NVIDIA Magnum IO GPUDirect Storage (GDS)

The POSIX APIs (Portable Operating System Interface) are a family of standards specified by the IEEE for maintaining compatibility between operating systems.

POSIX defines the application programming interface (API), along with command line shells and utility interfaces, for software compatibility with variants of Unix and other operating systems.

Traditional Reads and Writes Using POSIX APIs

In the context of GPU computing, POSIX APIs are used to handle file I/O operations, such as reading from and writing to files. These APIs manage the movement of data between the storage (like a disk) and the application through the system's memory.

Here’s how it typically works:

1. Reading Data:

   • Data Transfer: Data is first read from the storage into the system memory using POSIX read calls like read().

   • Intermediate Buffering: The data resides temporarily in what is often referred to as a "bounce buffer" in the system RAM.

   • Transfer to GPU Memory: From there, another operation is needed to transfer the data to the GPU memory for processing, typically managed through the GPU’s DMA (Direct Memory Access) capabilities or with additional API calls.

2. Writing Data:

   • Data Collection: Data generated or processed by the GPU that needs to be saved is first transferred back to the system memory.

   • Intermediate Buffering: It is stored temporarily in the system RAM.

   • Writing Out: Finally, POSIX write calls like write() are used to move the data from the system RAM to the permanent storage.

Issues with POSIX APIs in GPU Computing

While POSIX APIs are widely supported and used for handling file operations, they pose several challenges and inefficiencies when used in GPU computing environments, particularly for high-performance computing (HPC), artificial intelligence (AI), and machine learning (ML) workloads:

• Double Data Movement: Data must move from storage to system memory and then to GPU memory, which adds overhead and latency.

• CPU Bottlenecks: The CPU must manage both reads and writes, which not only consumes CPU cycles that could otherwise be used for computation but also limits the speed at which data can be moved into and out of GPU memory.

• Increased Latency and Reduced Throughput: The additional steps required for data to travel through system memory introduce delays and reduce the overall throughput of data processing applications, especially those requiring rapid access to large volumes of data.

Alternatives to Improve Efficiency

To mitigate these issues and enhance performance, technologies like NVIDIA’s GPUDirect Storage (GDS) are used.

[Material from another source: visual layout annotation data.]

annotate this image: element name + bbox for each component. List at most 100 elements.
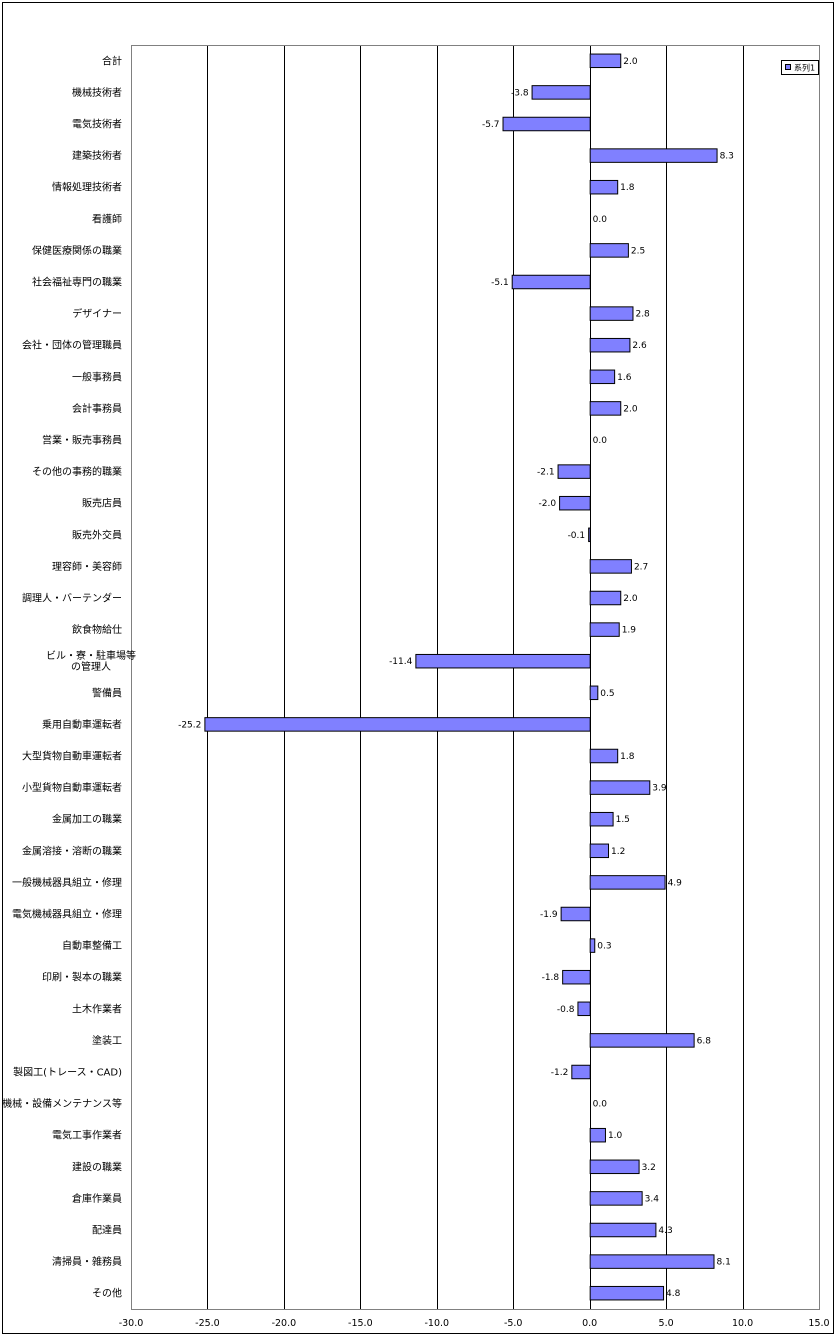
category-label: 電気機械器具組立・修理 <box>12 908 122 921</box>
data-label: 3.9 <box>652 784 667 794</box>
category-label: 機械・設備メンテナンス等 <box>2 1097 122 1110</box>
bar <box>502 116 591 132</box>
bar <box>562 969 591 985</box>
bar <box>589 780 651 795</box>
bar <box>589 1285 665 1301</box>
category-label: 製図工(トレース・CAD) <box>13 1066 122 1079</box>
category-label: 電気技術者 <box>72 118 122 131</box>
bar <box>589 559 632 574</box>
data-label: 4.9 <box>668 878 683 888</box>
category-label: 倉庫作業員 <box>72 1192 122 1205</box>
data-label: -2.0 <box>539 499 557 509</box>
bar <box>589 306 634 321</box>
category-label: ビル・寮・駐車場等の管理人 <box>46 649 136 673</box>
category-label: 調理人・バーテンダー <box>22 592 122 605</box>
category-label: 看護師 <box>92 212 122 225</box>
data-label: 3.4 <box>645 1194 660 1204</box>
category-label-line: ビル・寮・駐車場等 <box>46 649 136 662</box>
x-tick-label: 10.0 <box>732 1318 753 1329</box>
bar <box>577 1001 591 1017</box>
category-label: 土木作業者 <box>72 1002 122 1015</box>
category-label: 警備員 <box>92 686 122 699</box>
category-label: デザイナー <box>72 307 122 320</box>
bar <box>589 53 622 69</box>
category-label: 乗用自動車運転者 <box>42 718 122 731</box>
data-label: -0.8 <box>557 1005 575 1015</box>
bar <box>559 495 591 511</box>
data-label: 0.5 <box>600 689 614 699</box>
bar <box>589 622 620 637</box>
data-label: 1.5 <box>616 815 630 825</box>
category-label: 印刷・製本の職業 <box>42 971 122 984</box>
x-tick-label: -10.0 <box>424 1318 449 1329</box>
bar <box>589 590 622 606</box>
data-label: 0.0 <box>593 215 608 225</box>
category-label: 社会福祉専門の職業 <box>32 276 122 289</box>
category-label: 情報処理技術者 <box>52 181 122 194</box>
x-tick-label: 15.0 <box>808 1318 829 1329</box>
data-label: 6.8 <box>697 1036 712 1046</box>
plot-area-border <box>131 45 820 1310</box>
bar <box>589 1191 643 1206</box>
bar <box>588 527 591 543</box>
data-label: -1.8 <box>542 973 560 983</box>
data-label: 2.7 <box>634 562 648 572</box>
bar <box>511 274 591 290</box>
category-label: 会社・団体の管理職員 <box>22 339 122 352</box>
data-label: -0.1 <box>568 531 586 541</box>
data-label: -1.9 <box>540 910 558 920</box>
data-label: 2.0 <box>623 404 638 414</box>
bar <box>415 653 591 669</box>
bar <box>589 179 619 195</box>
x-tick-label: -20.0 <box>272 1318 297 1329</box>
bar <box>589 685 599 701</box>
bar <box>589 1159 640 1175</box>
data-label: 3.2 <box>642 1163 656 1173</box>
data-label: -11.4 <box>389 657 413 667</box>
bar <box>589 1127 606 1143</box>
data-label: -1.2 <box>551 1068 569 1078</box>
category-label: 小型貨物自動車運転者 <box>22 781 122 794</box>
x-tick-label: 5.0 <box>659 1318 674 1329</box>
data-label: 1.9 <box>622 626 637 636</box>
category-label-line: の管理人 <box>71 660 111 673</box>
data-label: 4.8 <box>666 1289 681 1299</box>
data-label: 4.3 <box>658 1226 672 1236</box>
bar <box>531 85 591 100</box>
category-label: 塗装工 <box>92 1034 122 1047</box>
data-label: 8.3 <box>720 152 734 162</box>
data-labels: 2.0 -3.8 -5.7 8.3 1.8 0.0 2.5 -5.1 2.8 2.6 1.6 2.0 0… <box>178 57 734 1299</box>
data-label: 1.6 <box>617 373 632 383</box>
legend: 系列1 <box>781 60 819 75</box>
bar <box>589 369 616 385</box>
bar <box>589 811 614 827</box>
data-label: 1.8 <box>620 183 635 193</box>
bar <box>557 464 591 479</box>
x-tick-label: 0.0 <box>582 1318 597 1329</box>
data-label: -2.1 <box>537 468 555 478</box>
bar <box>560 906 591 922</box>
bar <box>571 1064 591 1080</box>
data-label: -5.1 <box>491 278 509 288</box>
data-label: -5.7 <box>482 120 500 130</box>
bar <box>589 1222 657 1238</box>
bar <box>589 938 596 953</box>
category-label: 配達員 <box>92 1225 122 1237</box>
bar <box>589 1033 695 1048</box>
data-label: 2.6 <box>632 341 647 351</box>
bar <box>589 875 666 890</box>
bar <box>589 243 629 258</box>
x-tick-label: -30.0 <box>119 1318 144 1329</box>
category-label: 営業・販売事務員 <box>42 434 122 447</box>
category-label: 金属溶接・溶断の職業 <box>22 844 122 857</box>
x-tick-label: -5.0 <box>504 1318 523 1329</box>
bar <box>204 717 591 732</box>
data-label: 0.0 <box>593 436 608 446</box>
data-label: 2.5 <box>631 246 645 256</box>
x-axis-tick-labels: -30.0 -25.0 -20.0 -15.0 -10.0 -5.0 0.0 5.0 10.0 1… <box>119 1318 830 1329</box>
category-label: 販売店員 <box>82 497 122 510</box>
data-label: 1.0 <box>608 1131 623 1141</box>
category-label: 販売外交員 <box>72 528 122 541</box>
data-label: 8.1 <box>717 1258 731 1268</box>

GDS allows data to bypass the CPU and system memory entirely, providing a direct data path from storage to GPU memory:

• Direct Memory Access (DMA): GDS leverages DMA to move data directly between GPU memory and storage, reducing latency, and freeing up CPU resources for other tasks.

• Eliminating Bounce Buffers: By removing the need for intermediate bounce buffers in system memory, GDS reduces the complexity of data handling and improves data transfer rates.

This approach significantly accelerates applications by minimizing data movement and reducing the load on the CPU, which is crucial for performance-critical applications such as deep learning inference and large-scale simulations.